Milton cheese whizzes win state, head to national FFA competition
MILTON—Understanding the subtle taste differences between sharp cheddar and mild cheddar probably isn't a marketable skill on a resume.
But a sensitive palate is necessary to be an FFA state champion, which definitely looks good on a resume.
The Milton FFA milk quality and products team won state last month, defeating 75 other competitors. Next stop: Indianapolis for the national contest in October.
The competition delves into the scientific nitty gritty of dairy products. It tests students' knowledge of production, marketing and processing, team coach Linda Kleven said.
It includes questions on facts most students would tune out in high school science classes, such as milk's specific gravity and its freezing point, she said.
Preliminary competitions are held around the state each year, and they often have different formats. Generally, students need to know tedious and technical information about dairy.
That won't always be practical in a student's future career, but the competition has benefits for everyone, Kleven said.
“They practice as a team,” she said. “They get a lot of good skills they can use later in life, even if they don't go into anything with a farming background.”
None of the four students on this year's team have much farming experience, so Kleven played a bigger role in preparation, Milton FFA adviser Stacy Skemp said.
“It just shows you don't have to have that background,” Skemp said. “If you study the material and have a good coach, you can learn everything without having access to that hands-on experience. They just had to work a little bit harder.”
Kleven has been coaching the team for nearly 15 years. This is the first time she will take her students to nationals, although she did tie for first in a past state competition.
Milton had another first-place tie this year, and it defeated Kiel in a scoring tiebreaker.
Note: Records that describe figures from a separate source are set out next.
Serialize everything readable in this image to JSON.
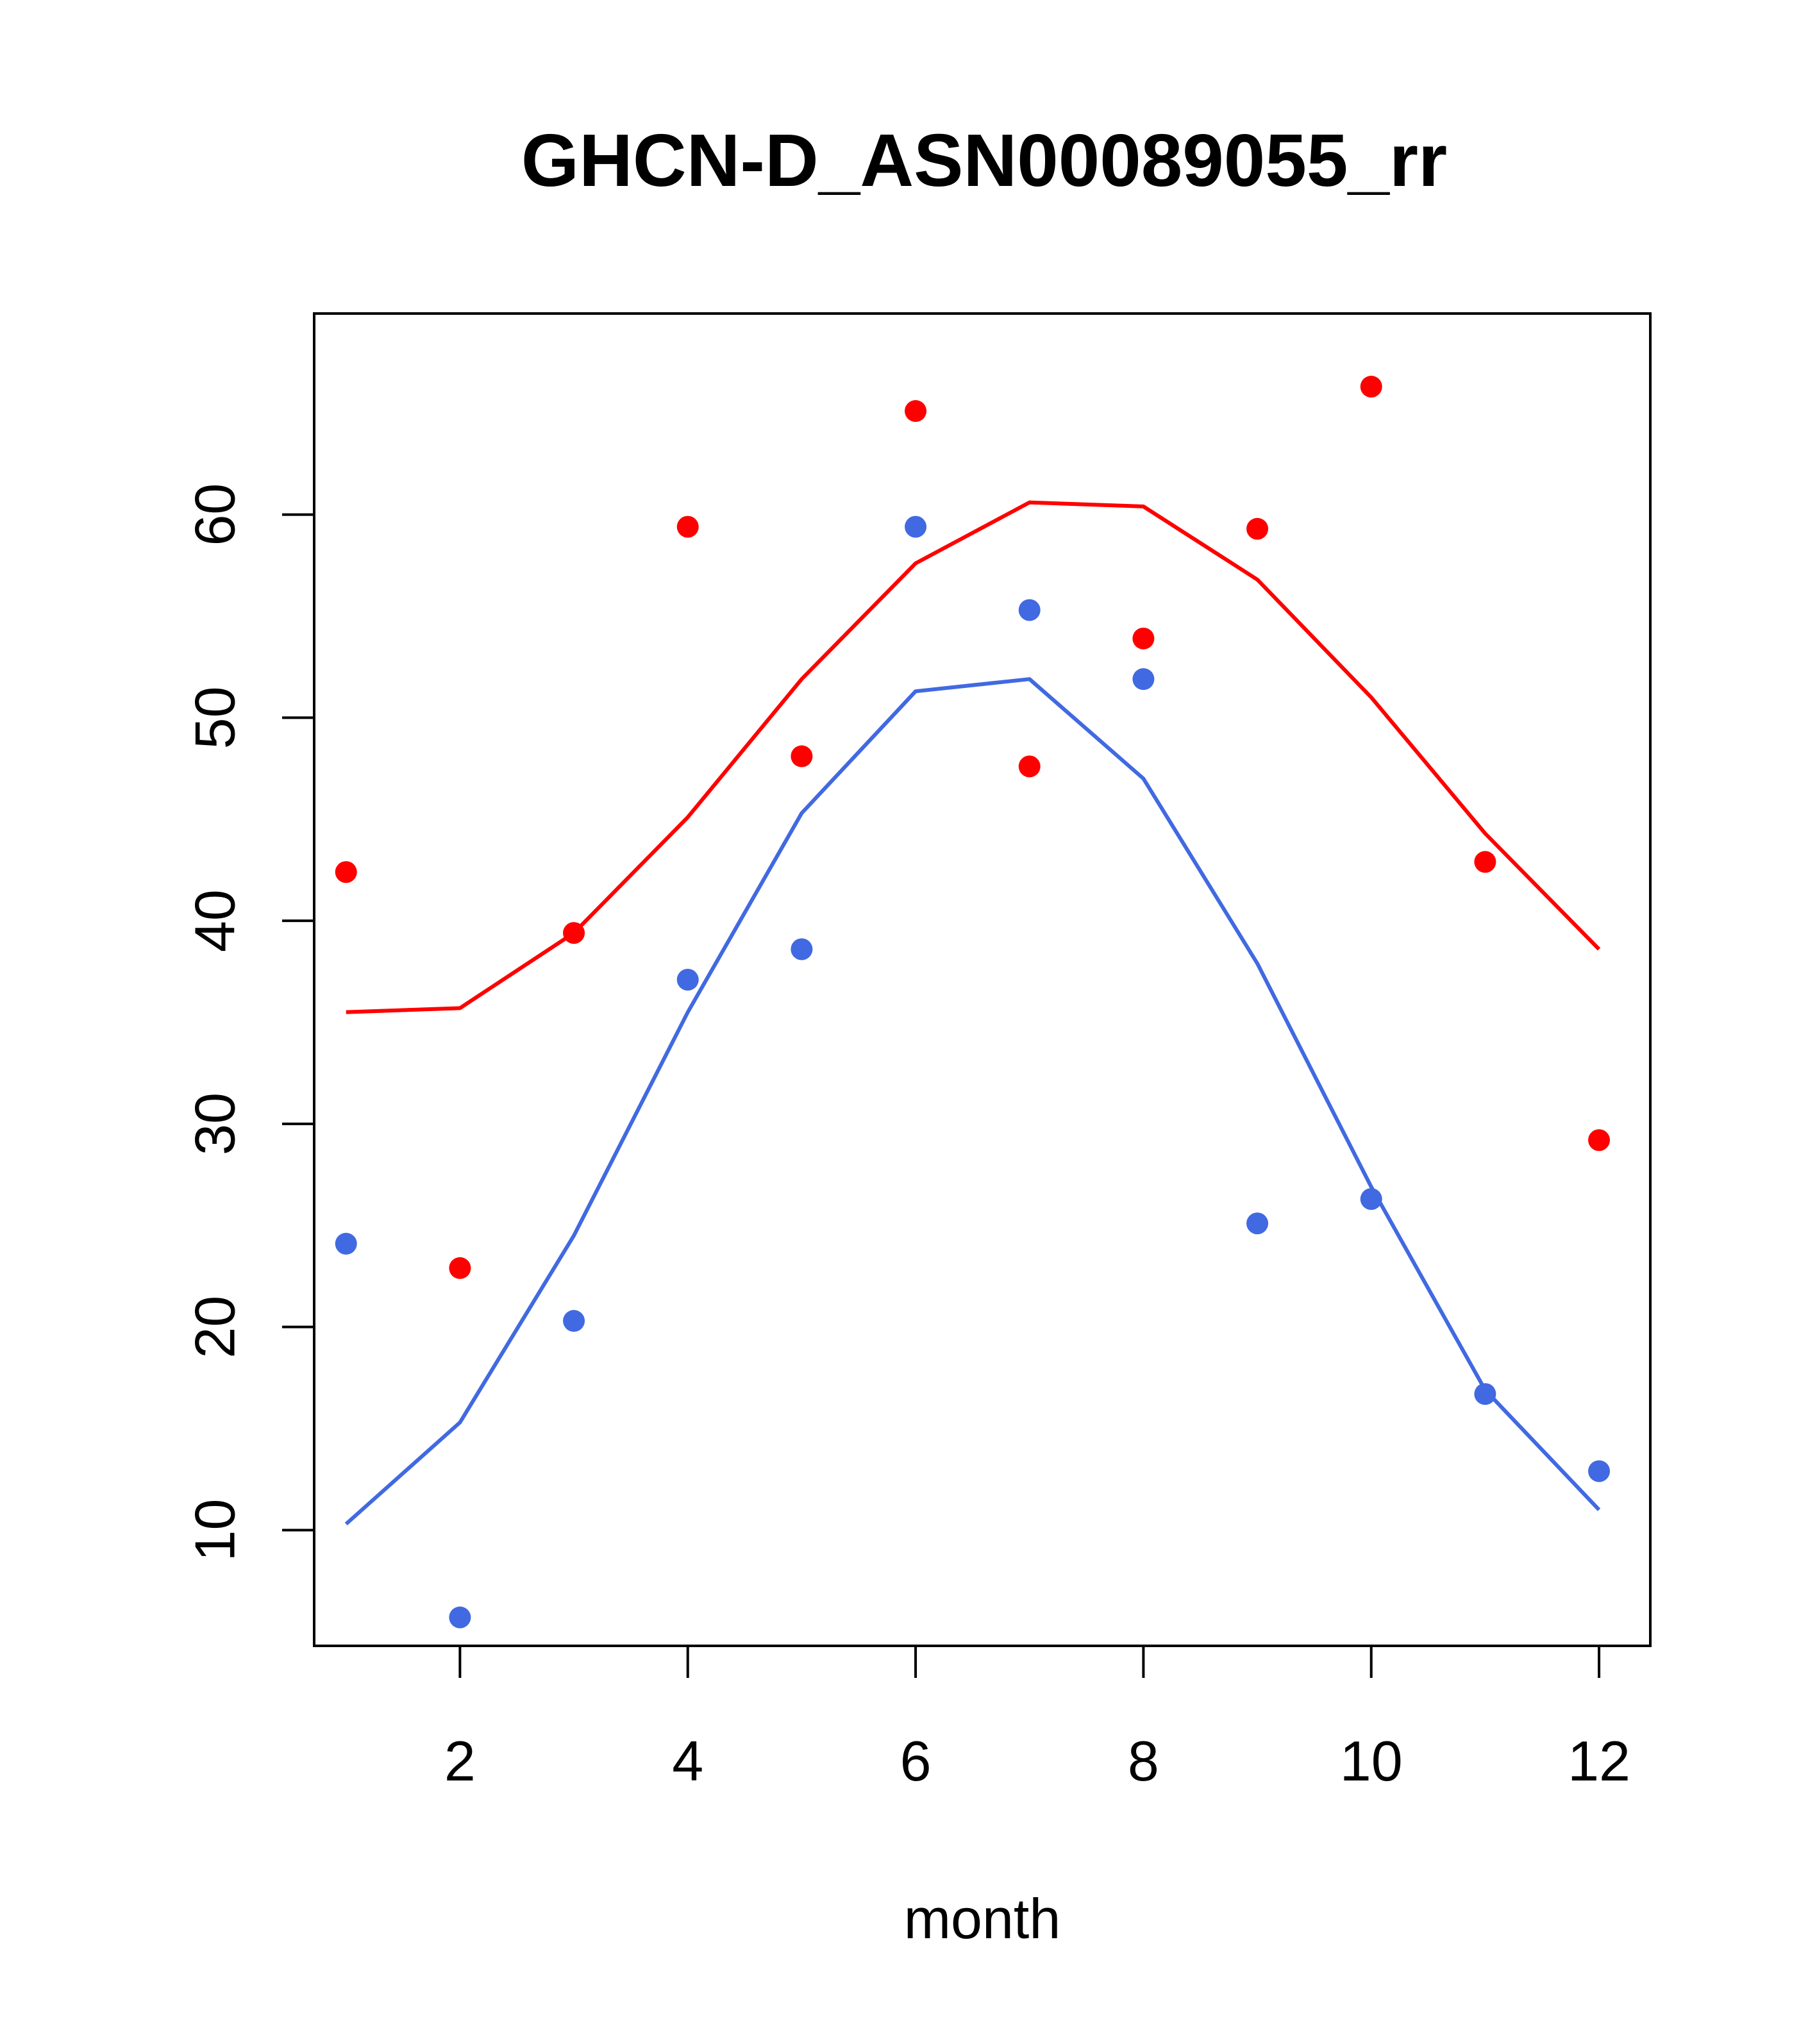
{
  "chart_data": {
    "type": "scatter",
    "title": "GHCN-D_ASN00089055_rr",
    "xlabel": "month",
    "ylabel": "",
    "xlim": [
      0.72,
      12.45
    ],
    "ylim": [
      4.3,
      69.9
    ],
    "xticks": [
      2,
      4,
      6,
      8,
      10,
      12
    ],
    "yticks": [
      10,
      20,
      30,
      40,
      50,
      60
    ],
    "grid": false,
    "legend": "none",
    "x": [
      1,
      2,
      3,
      4,
      5,
      6,
      7,
      8,
      9,
      10,
      11,
      12
    ],
    "series": [
      {
        "color": "#ff0000",
        "points": [
          42.4,
          22.9,
          39.4,
          59.4,
          48.1,
          65.1,
          47.6,
          53.9,
          59.3,
          66.3,
          42.9,
          29.2
        ],
        "line": [
          35.5,
          35.7,
          39.4,
          45.1,
          51.9,
          57.6,
          60.6,
          60.4,
          56.8,
          51.0,
          44.3,
          38.6
        ]
      },
      {
        "color": "#4169e1",
        "points": [
          24.1,
          5.7,
          20.3,
          37.1,
          38.6,
          59.4,
          55.3,
          51.9,
          25.1,
          26.3,
          16.7,
          12.9
        ],
        "line": [
          10.3,
          15.3,
          24.5,
          35.5,
          45.3,
          51.3,
          51.9,
          47.0,
          37.9,
          26.9,
          16.9,
          11.0
        ]
      }
    ]
  }
}
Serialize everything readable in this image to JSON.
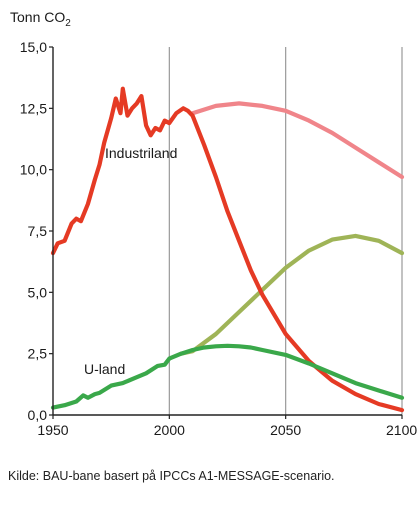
{
  "chart_data": {
    "type": "line",
    "ylabel": "Tonn CO",
    "ylabel_sub": "2",
    "xlim": [
      1950,
      2100
    ],
    "ylim": [
      0,
      15
    ],
    "x_ticks": [
      1950,
      2000,
      2050,
      2100
    ],
    "x_tick_labels": [
      "1950",
      "2000",
      "2050",
      "2100"
    ],
    "y_ticks": [
      0,
      2.5,
      5,
      7.5,
      10,
      12.5,
      15
    ],
    "y_tick_labels": [
      "0,0",
      "2,5",
      "5,0",
      "7,5",
      "10,0",
      "12,5",
      "15,0"
    ],
    "grid": "vertical-only",
    "series": [
      {
        "name": "Industriland",
        "color": "#e53a24",
        "x": [
          1950,
          1952,
          1955,
          1958,
          1960,
          1962,
          1965,
          1968,
          1970,
          1972,
          1975,
          1977,
          1979,
          1980,
          1982,
          1984,
          1986,
          1988,
          1990,
          1992,
          1994,
          1996,
          1998,
          2000,
          2003,
          2006,
          2008,
          2010,
          2015,
          2020,
          2025,
          2030,
          2035,
          2040,
          2050,
          2060,
          2070,
          2080,
          2090,
          2100
        ],
        "y": [
          6.6,
          7.0,
          7.1,
          7.8,
          8.0,
          7.9,
          8.6,
          9.6,
          10.2,
          11.1,
          12.1,
          12.9,
          12.3,
          13.3,
          12.2,
          12.5,
          12.7,
          13.0,
          11.8,
          11.4,
          11.7,
          11.6,
          12.0,
          11.9,
          12.3,
          12.5,
          12.4,
          12.2,
          11.0,
          9.7,
          8.3,
          7.1,
          5.9,
          4.9,
          3.3,
          2.2,
          1.4,
          0.85,
          0.45,
          0.2
        ]
      },
      {
        "name": "",
        "color": "#f0858a",
        "x": [
          2010,
          2020,
          2030,
          2040,
          2050,
          2060,
          2070,
          2080,
          2090,
          2100
        ],
        "y": [
          12.3,
          12.6,
          12.7,
          12.6,
          12.4,
          12.0,
          11.5,
          10.9,
          10.3,
          9.7
        ]
      },
      {
        "name": "U-land",
        "color": "#3aa84a",
        "x": [
          1950,
          1955,
          1960,
          1963,
          1965,
          1968,
          1970,
          1975,
          1980,
          1985,
          1990,
          1995,
          1998,
          2000,
          2005,
          2010,
          2015,
          2020,
          2025,
          2030,
          2035,
          2040,
          2050,
          2060,
          2070,
          2080,
          2090,
          2100
        ],
        "y": [
          0.3,
          0.4,
          0.55,
          0.8,
          0.7,
          0.85,
          0.9,
          1.2,
          1.3,
          1.5,
          1.7,
          2.0,
          2.05,
          2.3,
          2.5,
          2.65,
          2.75,
          2.8,
          2.82,
          2.8,
          2.75,
          2.65,
          2.45,
          2.1,
          1.7,
          1.3,
          1.0,
          0.7
        ]
      },
      {
        "name": "",
        "color": "#9fb457",
        "x": [
          2005,
          2010,
          2020,
          2030,
          2040,
          2050,
          2060,
          2070,
          2080,
          2090,
          2100
        ],
        "y": [
          2.5,
          2.6,
          3.3,
          4.2,
          5.1,
          6.0,
          6.7,
          7.15,
          7.3,
          7.1,
          6.6
        ]
      }
    ]
  },
  "caption": "Kilde: BAU-bane basert på IPCCs A1-MESSAGE-scenario."
}
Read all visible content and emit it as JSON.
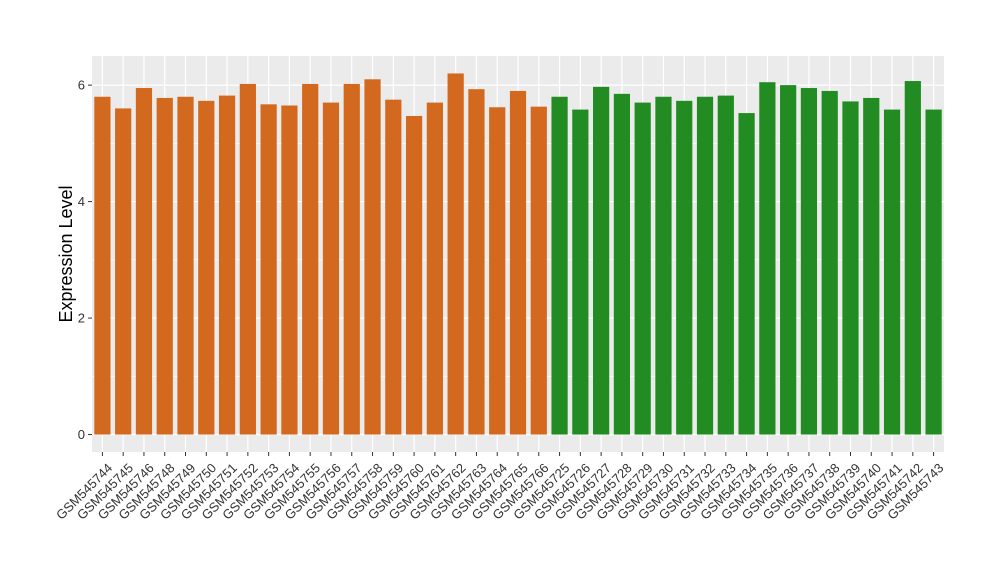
{
  "chart_data": {
    "type": "bar",
    "ylabel": "Expression Level",
    "xlabel": "",
    "ylim": [
      -0.3,
      6.5
    ],
    "yticks": [
      0,
      2,
      4,
      6
    ],
    "grid": true,
    "background": "#EBEBEB",
    "gridline_color": "#FFFFFF",
    "group_colors": [
      "#D2691E",
      "#228B22"
    ],
    "categories": [
      "GSM545744",
      "GSM545745",
      "GSM545746",
      "GSM545748",
      "GSM545749",
      "GSM545750",
      "GSM545751",
      "GSM545752",
      "GSM545753",
      "GSM545754",
      "GSM545755",
      "GSM545756",
      "GSM545757",
      "GSM545758",
      "GSM545759",
      "GSM545760",
      "GSM545761",
      "GSM545762",
      "GSM545763",
      "GSM545764",
      "GSM545765",
      "GSM545766",
      "GSM545725",
      "GSM545726",
      "GSM545727",
      "GSM545728",
      "GSM545729",
      "GSM545730",
      "GSM545731",
      "GSM545732",
      "GSM545733",
      "GSM545734",
      "GSM545735",
      "GSM545736",
      "GSM545737",
      "GSM545738",
      "GSM545739",
      "GSM545740",
      "GSM545741",
      "GSM545742",
      "GSM545743"
    ],
    "values": [
      5.8,
      5.6,
      5.95,
      5.78,
      5.8,
      5.73,
      5.82,
      6.02,
      5.67,
      5.65,
      6.02,
      5.7,
      6.02,
      6.1,
      5.75,
      5.47,
      5.7,
      6.2,
      5.93,
      5.62,
      5.9,
      5.63,
      5.8,
      5.58,
      5.97,
      5.85,
      5.7,
      5.8,
      5.73,
      5.8,
      5.82,
      5.52,
      6.05,
      6.0,
      5.95,
      5.9,
      5.72,
      5.78,
      5.58,
      6.07,
      5.58
    ],
    "groups": [
      0,
      0,
      0,
      0,
      0,
      0,
      0,
      0,
      0,
      0,
      0,
      0,
      0,
      0,
      0,
      0,
      0,
      0,
      0,
      0,
      0,
      0,
      1,
      1,
      1,
      1,
      1,
      1,
      1,
      1,
      1,
      1,
      1,
      1,
      1,
      1,
      1,
      1,
      1,
      1,
      1
    ]
  }
}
The tiebreaker process is not revealed to competitors, Kleven said.
Kleven tries to make her study sessions enjoyable so kids grasp the material and look forward to the practices. Her effort resonates with her students.
“My favorite part is the people I'm with because they make it really fun, and our coach is the best,” junior Kailey Persons said. “She's always there for us even if we're completely wrong.”
Practices before the state contest focused on taste testing. Kleven cut up different cheeses, and students had to tell her what varieties they were.
Junior Kiara Heussner doesn't mind the cheese quiz, but the milk tests can be nasty. Milk samples are tainted with garlic, sanitizer or other contaminants, and students must figure out the problem.
Kleven tells students to forget their table manners and spit the milk into a garbage can to avoid the risk of getting sick.
“When it comes to milk tasting, it's not very ladylike or pretty looking when you're spitting it out,” she said. “But that's just part of the competition.”
Kleven is excited for scholarship opportunities if her students do well enough at nationals. Skemp looked forward to the recognition the team would receive, comparing it to a basketball team going to the state tournament.
Who knew cheese tasting could be as high profile as three-point shooting?